Aghast at his proposal to give his half-sisters a thousand pounds apiece, Fanny began to offer her husband persuasive arguments to make him pare the sum down — first to five hundred pounds and finally to nothing. She first made him think of their poor son, of whom they would be depriving the money. Then, after he had divided the sum in half, she appealed to the fact that the girls really didn't need so much money — as their social life would be limited, their expenses would be negligible. When John decided on giving them only some furniture, Fanny returned with the argument that the linen and china left them by their father should amply furnish their new quarters. She finally got him to believe that he owed no gratitude to his father at all: "Your father thought only of them. . . . [W]e very well know that if he could, he would have left almost everything in the world to them." This rationale made John's ultimate decision an easy one.
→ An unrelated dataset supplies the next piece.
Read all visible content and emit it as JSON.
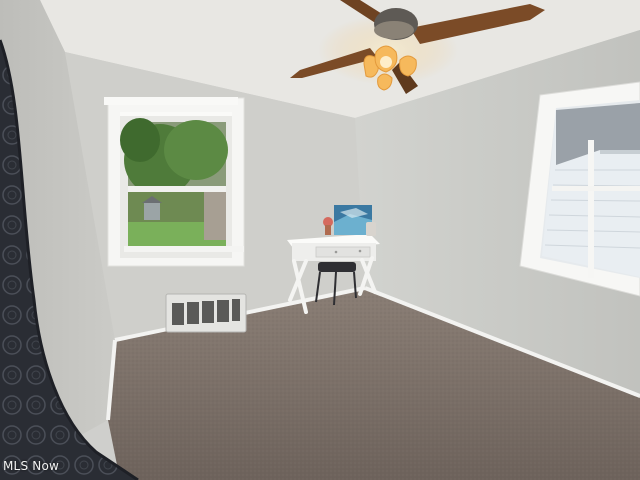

He decided that he need do no more for his stepmother and half-sisters than send them occasional gifts of fish and game, a very generous thought, he believed, all considered.
Some of the finest examples of Austen's ironic writing are found in the scene in which John Dashwood is persuaded not to help his relatives financially. "I would not wish to do anything mean," he says complacently — and moments later decides to give them nothing. And his wife reminds him, "They will have no carriage, no horses, and hardly any servants; they will keep no company, and can have no expenses of any kind! Only conceive how comfortable they will be!" John Dashwood needs only the excuse, which his wife happily gives him, to deprive his relations of money which they desperately need to facilitate their already desperate condition. Once he has been able to rationalize his ruthlessness with the weakest arguments possible, he easily clears his conscience of all subsequent responsibility.
Unlike contemporary novelists, Jane Austen never describes cruelty explicitly. Instead, she uses what critic Mark Schorer calls "verbal brutalities" to shock the reader into seeing the cruelty that underlies social pride. Fanny Dashwood, in this chapter, coolly urges her husband to be incredibly callous and selfish toward his stepmother and half-sisters. Although she never says so in plain words, she obviously delights in the prospect of near-penury for the Dashwoods and even begrudges her mother-in-law the china, linen, and plate that have been left to her by her husband.